Climat : Pour un retrait européen coordonné du Traité sur la Charte de l’énergie

CNCD 11.11.11 | 13 septembre 2022

Climat : Pour un retrait européen coordonné du Traité sur la Charte de l’énergie

par Sophie Wintgens

Après deux ans de négociations, les pays signataires du Traité sur la Charte de l’énergie sont parvenus à un accord de principe le 24 juin. La version réformée du traité comporte des avancées qui ne sont toutefois pas suffisantes pour répondre à l’urgence climatique. Il est encore temps pour la Belgique de rejeter l’accord modernisé et de plaider pour un retrait coordonné de l’Union européenne et de ses Etats membres, en neutralisant la clause de survie.

Le 24 août 2022, l’Italie était condamnée par un tribunal d’arbitrage privé, sur la base du Traité sur la Charte de l’énergie (TCE), à verser plus de 200 millions d’euros de compensation à la compagnie britannique Rockhopper pour son refus de lui accorder une concession pour un projet de forage pétrolier près de son littoral en mer Adriatique. Le jugement de ce cas d’arbitrage, qui intervient dans un contexte de crises marqué par la flambée des coûts énergétiques suite à l’invasion de l’Ukraine, montre les limites du processus de négociations visant à « moderniser » cet accord datant des années 1990.

Le 24 juin 2022, après quinze rounds de négociations, la cinquantaine de parties prenantes du TCE se sont accordées sur une version modernisée de l’accord.

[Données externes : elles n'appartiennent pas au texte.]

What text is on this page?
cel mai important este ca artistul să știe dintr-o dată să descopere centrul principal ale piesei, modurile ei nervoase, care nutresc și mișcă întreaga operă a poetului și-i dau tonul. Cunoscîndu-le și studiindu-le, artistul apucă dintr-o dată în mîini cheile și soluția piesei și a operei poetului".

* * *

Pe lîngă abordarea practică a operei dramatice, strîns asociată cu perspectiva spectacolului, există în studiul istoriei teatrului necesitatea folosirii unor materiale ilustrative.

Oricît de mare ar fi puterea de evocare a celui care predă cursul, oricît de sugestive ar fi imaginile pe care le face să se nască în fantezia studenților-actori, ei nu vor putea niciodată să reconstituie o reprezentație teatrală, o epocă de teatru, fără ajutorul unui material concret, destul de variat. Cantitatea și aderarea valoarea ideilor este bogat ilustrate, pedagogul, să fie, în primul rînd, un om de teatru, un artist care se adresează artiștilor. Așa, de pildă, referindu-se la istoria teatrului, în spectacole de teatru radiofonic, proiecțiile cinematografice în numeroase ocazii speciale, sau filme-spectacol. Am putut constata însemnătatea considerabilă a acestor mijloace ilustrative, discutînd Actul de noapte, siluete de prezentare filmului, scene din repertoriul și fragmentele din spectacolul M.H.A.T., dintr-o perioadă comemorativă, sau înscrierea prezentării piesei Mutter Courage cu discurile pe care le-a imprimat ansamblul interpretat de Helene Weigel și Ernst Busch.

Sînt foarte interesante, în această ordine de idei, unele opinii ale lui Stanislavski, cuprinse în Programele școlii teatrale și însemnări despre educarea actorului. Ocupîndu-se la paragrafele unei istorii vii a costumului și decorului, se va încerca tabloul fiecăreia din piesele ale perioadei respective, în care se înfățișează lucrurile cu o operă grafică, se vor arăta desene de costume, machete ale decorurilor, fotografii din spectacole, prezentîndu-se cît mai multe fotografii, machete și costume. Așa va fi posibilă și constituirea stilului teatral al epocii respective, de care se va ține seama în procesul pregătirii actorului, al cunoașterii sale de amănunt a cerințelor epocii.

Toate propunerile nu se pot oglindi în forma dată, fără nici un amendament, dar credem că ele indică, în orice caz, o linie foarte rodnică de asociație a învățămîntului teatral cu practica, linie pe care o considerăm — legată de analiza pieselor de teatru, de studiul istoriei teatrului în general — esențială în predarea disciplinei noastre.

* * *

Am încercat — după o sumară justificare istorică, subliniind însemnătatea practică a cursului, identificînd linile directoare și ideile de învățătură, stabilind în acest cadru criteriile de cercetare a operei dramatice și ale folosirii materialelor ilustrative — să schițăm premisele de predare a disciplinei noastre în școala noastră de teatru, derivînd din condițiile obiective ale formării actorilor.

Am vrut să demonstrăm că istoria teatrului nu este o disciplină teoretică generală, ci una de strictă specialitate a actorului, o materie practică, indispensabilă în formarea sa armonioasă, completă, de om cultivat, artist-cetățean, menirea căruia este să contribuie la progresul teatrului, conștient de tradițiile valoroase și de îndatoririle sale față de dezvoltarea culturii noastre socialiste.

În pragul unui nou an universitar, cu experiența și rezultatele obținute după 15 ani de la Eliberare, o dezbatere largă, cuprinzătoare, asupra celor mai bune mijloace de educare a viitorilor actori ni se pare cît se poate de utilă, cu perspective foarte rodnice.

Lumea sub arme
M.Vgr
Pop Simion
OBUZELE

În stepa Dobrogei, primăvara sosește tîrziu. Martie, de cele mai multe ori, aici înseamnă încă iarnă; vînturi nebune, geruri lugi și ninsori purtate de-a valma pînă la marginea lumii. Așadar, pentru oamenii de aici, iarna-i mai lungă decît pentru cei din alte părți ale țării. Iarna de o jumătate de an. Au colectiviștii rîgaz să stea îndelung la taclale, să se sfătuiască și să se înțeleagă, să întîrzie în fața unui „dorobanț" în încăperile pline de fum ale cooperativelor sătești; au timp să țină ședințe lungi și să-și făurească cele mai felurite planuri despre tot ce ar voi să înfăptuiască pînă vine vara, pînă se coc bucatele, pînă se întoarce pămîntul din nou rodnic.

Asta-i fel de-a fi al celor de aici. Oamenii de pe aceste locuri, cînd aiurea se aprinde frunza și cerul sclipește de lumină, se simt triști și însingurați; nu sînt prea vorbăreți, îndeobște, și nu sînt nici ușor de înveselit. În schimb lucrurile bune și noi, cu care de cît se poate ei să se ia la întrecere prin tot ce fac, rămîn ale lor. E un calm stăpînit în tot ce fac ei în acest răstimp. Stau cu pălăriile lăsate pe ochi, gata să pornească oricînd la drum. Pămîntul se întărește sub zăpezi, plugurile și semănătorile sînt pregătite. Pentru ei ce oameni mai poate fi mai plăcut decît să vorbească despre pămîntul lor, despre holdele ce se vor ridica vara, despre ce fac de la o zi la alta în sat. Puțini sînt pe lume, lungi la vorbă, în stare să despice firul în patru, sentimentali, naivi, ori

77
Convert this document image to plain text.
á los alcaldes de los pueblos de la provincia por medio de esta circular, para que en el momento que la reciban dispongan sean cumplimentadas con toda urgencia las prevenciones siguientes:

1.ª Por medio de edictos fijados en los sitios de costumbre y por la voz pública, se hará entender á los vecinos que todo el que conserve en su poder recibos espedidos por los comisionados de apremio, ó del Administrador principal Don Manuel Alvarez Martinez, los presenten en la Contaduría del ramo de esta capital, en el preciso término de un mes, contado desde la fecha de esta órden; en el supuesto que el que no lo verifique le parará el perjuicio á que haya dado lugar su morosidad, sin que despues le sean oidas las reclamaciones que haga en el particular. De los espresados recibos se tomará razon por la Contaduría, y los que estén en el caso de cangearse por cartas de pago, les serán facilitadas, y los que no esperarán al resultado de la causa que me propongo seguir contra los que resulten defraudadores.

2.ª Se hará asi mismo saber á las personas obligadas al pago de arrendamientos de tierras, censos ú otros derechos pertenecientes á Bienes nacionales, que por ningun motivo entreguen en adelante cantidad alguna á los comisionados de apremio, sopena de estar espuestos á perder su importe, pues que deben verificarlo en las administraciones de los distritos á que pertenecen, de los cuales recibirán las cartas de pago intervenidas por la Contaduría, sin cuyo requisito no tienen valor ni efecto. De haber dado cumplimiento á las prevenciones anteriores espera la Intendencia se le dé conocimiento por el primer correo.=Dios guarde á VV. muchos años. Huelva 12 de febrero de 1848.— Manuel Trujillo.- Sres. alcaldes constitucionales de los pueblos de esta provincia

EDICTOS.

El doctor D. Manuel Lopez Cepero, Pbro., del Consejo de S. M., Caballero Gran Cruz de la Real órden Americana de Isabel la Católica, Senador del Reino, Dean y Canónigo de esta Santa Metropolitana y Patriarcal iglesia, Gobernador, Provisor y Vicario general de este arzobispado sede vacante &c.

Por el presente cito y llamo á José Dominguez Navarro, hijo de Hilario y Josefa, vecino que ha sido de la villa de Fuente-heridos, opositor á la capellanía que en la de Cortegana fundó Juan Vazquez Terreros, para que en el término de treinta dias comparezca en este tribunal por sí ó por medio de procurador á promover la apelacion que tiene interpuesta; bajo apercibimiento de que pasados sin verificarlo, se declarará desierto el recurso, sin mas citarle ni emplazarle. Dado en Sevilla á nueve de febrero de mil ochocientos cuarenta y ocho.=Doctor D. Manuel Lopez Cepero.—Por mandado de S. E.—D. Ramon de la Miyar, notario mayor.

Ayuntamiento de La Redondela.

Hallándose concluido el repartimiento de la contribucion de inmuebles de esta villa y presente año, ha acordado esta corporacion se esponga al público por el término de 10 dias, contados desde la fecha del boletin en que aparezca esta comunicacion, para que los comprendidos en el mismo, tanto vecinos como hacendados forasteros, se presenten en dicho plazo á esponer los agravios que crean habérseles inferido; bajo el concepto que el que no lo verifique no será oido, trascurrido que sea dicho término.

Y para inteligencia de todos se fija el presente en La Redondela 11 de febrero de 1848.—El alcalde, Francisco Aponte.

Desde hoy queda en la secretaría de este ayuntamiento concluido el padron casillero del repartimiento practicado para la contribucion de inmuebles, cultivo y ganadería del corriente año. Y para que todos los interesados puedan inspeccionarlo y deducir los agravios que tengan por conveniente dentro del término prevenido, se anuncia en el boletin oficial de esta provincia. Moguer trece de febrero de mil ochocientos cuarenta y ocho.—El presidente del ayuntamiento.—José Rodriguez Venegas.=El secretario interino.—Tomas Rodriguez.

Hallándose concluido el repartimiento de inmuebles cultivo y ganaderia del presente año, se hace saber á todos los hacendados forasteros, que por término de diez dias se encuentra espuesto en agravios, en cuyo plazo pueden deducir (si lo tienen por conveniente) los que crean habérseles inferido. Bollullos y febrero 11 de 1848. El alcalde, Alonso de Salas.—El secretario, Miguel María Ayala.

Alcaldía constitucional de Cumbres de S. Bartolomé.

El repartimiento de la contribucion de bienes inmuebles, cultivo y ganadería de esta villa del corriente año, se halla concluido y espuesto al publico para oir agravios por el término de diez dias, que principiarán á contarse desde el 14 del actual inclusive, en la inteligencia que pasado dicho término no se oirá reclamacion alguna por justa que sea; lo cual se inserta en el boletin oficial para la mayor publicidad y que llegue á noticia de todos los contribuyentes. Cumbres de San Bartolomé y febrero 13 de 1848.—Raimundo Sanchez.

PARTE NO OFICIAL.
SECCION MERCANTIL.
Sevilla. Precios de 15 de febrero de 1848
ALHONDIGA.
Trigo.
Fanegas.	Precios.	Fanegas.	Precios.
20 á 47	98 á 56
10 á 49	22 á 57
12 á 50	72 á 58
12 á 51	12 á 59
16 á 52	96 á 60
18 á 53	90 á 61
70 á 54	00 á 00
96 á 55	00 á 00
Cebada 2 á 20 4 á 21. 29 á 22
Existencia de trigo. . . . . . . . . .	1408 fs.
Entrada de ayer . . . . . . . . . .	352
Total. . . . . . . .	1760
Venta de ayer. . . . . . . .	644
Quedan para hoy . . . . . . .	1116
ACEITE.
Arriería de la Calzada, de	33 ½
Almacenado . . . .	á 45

Pour l’Union européenne (UE), qui négociait au nom des Etats membres sur la base d’un mandat établi en juillet 2019, l’enjeu était double : aligner le TCE sur les objectifs de l’Accord de Paris sur le climat et inclure dans ce traité des normes modernes de protection des investissements afin de se protéger des procédures d’arbitrage – tels le cas Rockhopper – liées à la mise en œuvre de politiques publiques dans le cadre du Green Deal.

1. ANALYSE DU RÉSULTAT DES NÉGOCIATIONS : DES AVANCÉES, MAIS LIMITÉES

A l’heure du bilan, des avancées sont notables. Toutefois, les modifications apportées au traité sont insuffisantes pour atteindre les objectifs que l’UE s’est fixés afin de répondre à l’urgence climatique, et ce, conformément aux demandes du Parlement européen.

1.1. PROTECTION DES INVESTISSEMENTS

Faute de pouvoir réviser la clause d’arbitrage investisseur-État (ISDS) que contient le TCE, l’UE a cherché à en limiter le champ d’application en modifiant la définition des « activités économiques dans le secteur de l’énergie » : l’objectif était de redéfinir les sources d’énergie protégées par ce traité afin d’éliminer les énergies fossiles.

DES ÉNERGIES FOSSILES CONTINUENT D’ÊTRE PROTÉGÉES

La version révisée du TCE intègre un « mécanisme de flexibilité ». Non-contraignant, il permet aux parties prenantes qui le souhaitent « d’exclure la protection des investissements dans les énergies fossiles sur leur territoire, compte tenu de leurs objectifs propres en matière de sécurité énergétique et de climat ».

Seuls l’UE et le Royaume-Uni ont activé ce mécanisme. Ces derniers prévoient toutefois une phase transitoire de dix ans (voir section 2.2.) après l’entrée en vigueur de cette disposition pour les investissements existants et des exceptions pour certains investissements futurs. Concrètement, cela signifie que les investissements existants dans les énergies fossiles continueront d’être protégés jusqu’en 2034 au moins sur le territoire de l’UE et du Royaume-Uni, et indéfiniment sur le territoire des autres parties prenantes du TCE.

Par conséquent, avec la version révisée du traité, aucun membre du traité ne mettra totalement fin à la protection des investissements existants et futurs dans les énergies fossiles endéans un calendrier aligné sur les objectifs climatiques, à commencer par l’UE elle-même.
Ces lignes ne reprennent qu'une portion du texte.